Wednesday, August 15, 2007

How to Predict a Company's Future

From Science Daily:

"The answer lies in the words of the CEO," said Rajesh Chandy, professor of marketing at the university's Carlson School of Management. "By simply counting the number of future oriented sentences in annual reports we can predict future innovation by the firm."

In the paper "Managing the Future: CEO Attention and Innovation Outcomes," forthcoming in the Journal of Marketing, Chandy and co-authors Manjit Yadav of Texas A&M University and Jaideep Prabhu of Imperial College, London University, show that CEOs who focus their attention on future events, as well as external activities, lead their firms to earlier adoption and invention of new technologies and greater and faster development of innovations. In contrast, more attention to internal operations leads to slower detection, adoption and implementation of new technologies.

Chandy and his co-authors studied empirical data collected from the online banking industry over eight years to determine innovation outcomes such as speed of detection, speed of development and the breadth of deployment of technology.

Unfortunately, the paper has yet to be released so I can't pick it apart. My question is whether the online banking industry is a good proxy for all industries. It does seem that it's a good choice when looking at entrenched industries. Startups, of course, are focused completely on innovation, so the study is not very relevant in regards to them.

If you predicted the future of a startup based on what the CEO says publicly, then every company in the Valley would be the next Google. Except mine, we're the next Oracle. Because I'm short and greedy and to quote Mark Zuckerberg, "I'm the CEO, be-yotch!"

Tuesday, August 7, 2007

How to Stop Wasting Time on the Internet.

This is going to be a quick post - I don't want to suck away anymore of your time than necessary. After all, if you're reading this you probably have a hardcore Internet addiction.

How many times have you got up from your computer looked at the clock and realized that 4 hours just went by and you have no idea where it went? What the hell was I looking at?
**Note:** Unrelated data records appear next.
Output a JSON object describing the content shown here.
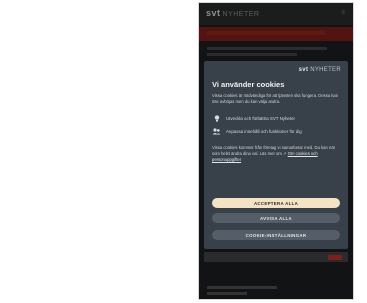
{
  "header": {
    "logo": "svt",
    "logo_sub": "NYHETER",
    "menu_label": "≡"
  },
  "modal": {
    "brand": "svt",
    "brand_sub": "NYHETER",
    "title": "Vi använder cookies",
    "intro": "Vissa cookies är nödvändiga för att tjänsten ska fungera. Dessa kan inte avböjas men du kan välja andra.",
    "features": [
      {
        "icon": "lightbulb-icon",
        "text": "Utveckla och förbättra SVT Nyheter"
      },
      {
        "icon": "people-icon",
        "text": "Anpassa innehåll och funktioner för dig"
      }
    ],
    "body": "Vissa cookies kommer från företag vi samarbetar med. Du kan när som helst ändra dina val. Läs mer om",
    "link_label": "Om cookies och personuppgifter",
    "buttons": {
      "accept_all": "ACCEPTERA ALLA",
      "reject_all": "AVVISA ALLA",
      "settings": "COOKIE-INSTÄLLNINGAR"
    }
  },
  "colors": {
    "modal_bg": "#38404a",
    "accept_bg": "#f4e3c3",
    "secondary_bg": "#545d68",
    "brand_red": "#7d1f1a"
  }
}
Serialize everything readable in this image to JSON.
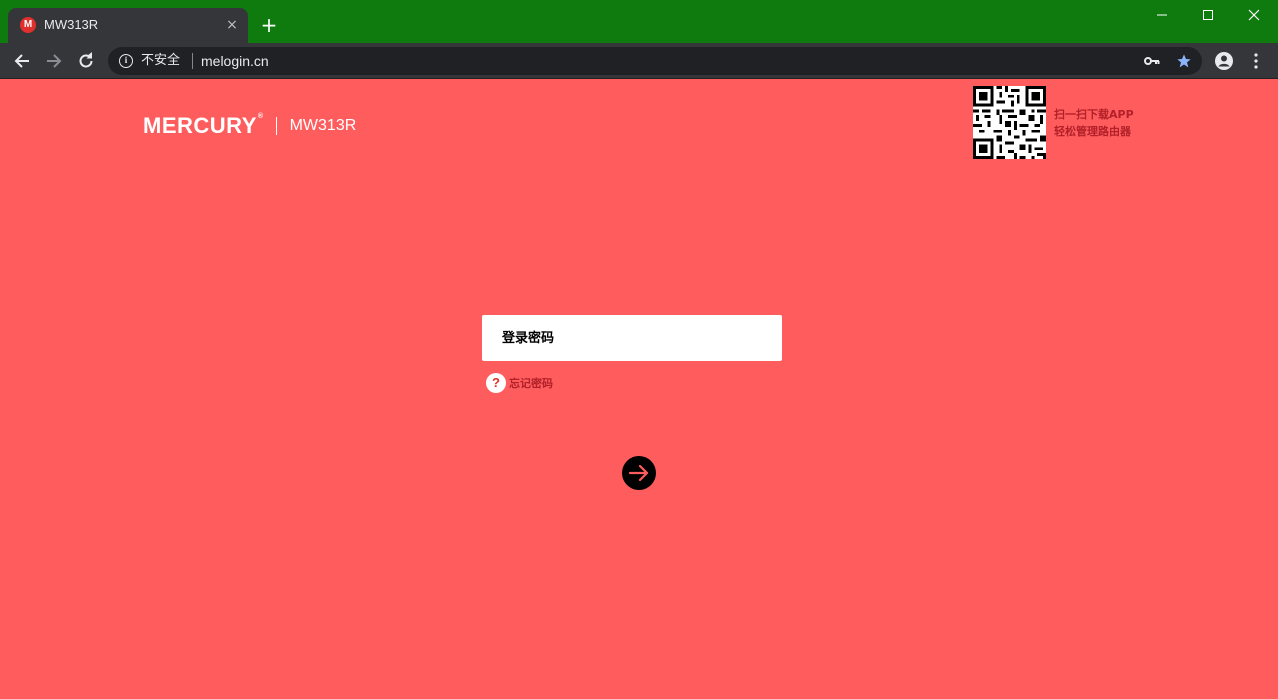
{
  "browser": {
    "tab": {
      "favicon": "M",
      "title": "MW313R",
      "close_icon": "×"
    },
    "new_tab_icon": "+",
    "omnibox": {
      "security_label": "不安全",
      "url": "melogin.cn"
    },
    "icons": {
      "back": "arrow-left-icon",
      "forward": "arrow-right-icon",
      "reload": "reload-icon",
      "key": "key-icon",
      "bookmark": "star-icon",
      "profile": "account-icon",
      "menu": "more-vert-icon",
      "minimize": "minimize-icon",
      "maximize": "maximize-icon",
      "close": "close-icon"
    },
    "colors": {
      "titlebar": "#0f7b0f",
      "toolbar": "#35363a",
      "star": "#8ab4f8"
    }
  },
  "header": {
    "brand": "MERCURY",
    "brand_mark": "®",
    "model": "MW313R"
  },
  "qr_promo": {
    "line1": "扫一扫下载APP",
    "line2": "轻松管理路由器"
  },
  "login": {
    "password_placeholder": "登录密码",
    "password_value": "",
    "forgot_icon": "?",
    "forgot_label": "忘记密码",
    "submit_icon": "arrow-right-icon"
  },
  "colors": {
    "page_background": "#ff5d5d",
    "accent_text": "#b2202a",
    "button": "#000000"
  }
}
Well, there's an answer. It's called Meetimer. It's a little app that runs on your computer that tracks how much time you spend on each website you visit.

And yes, you can exclude sites from being tracked, you know like your favorite porn sites. Because if you really knew how much time you spend looking at porn, you'd be sliding a razor across your wrists right now. Or should I say your palms.

Anyway, Meetimer allows you to plop sites into whatever category you want. My categories are communication, research, and procrastination. Oh, and blogging.

So last week, I spent around 60 hours on the Internet. Here's how it was broken down:
35 hours on mail.yahoo.com - Email
8 hours on google.com/reader - Reading blogs.
2 hours on facebook - communicating with friends/researching facebook apps
15 hours on random crap - shopping, porn, wikipedia

Frankly, I'm appalled that I spent that much time on the internet, even if half of it was sending email. And by the way, I actually cut down on my emailing since last month.

Honestly, just seeing that I spent more than a forty hour workweek online is enough to jolt me to cut down on my internet usage. But Meetimer also lets me identify my problem areas. Now I know exactly how much time I was spending playing Desktop Tower Defense. Answer: way too much. *shiver*I'm going cold turkey in case you wondered.

Why Meetimer vs some other solution?

It's free. It's private - only I can can see the data it collects.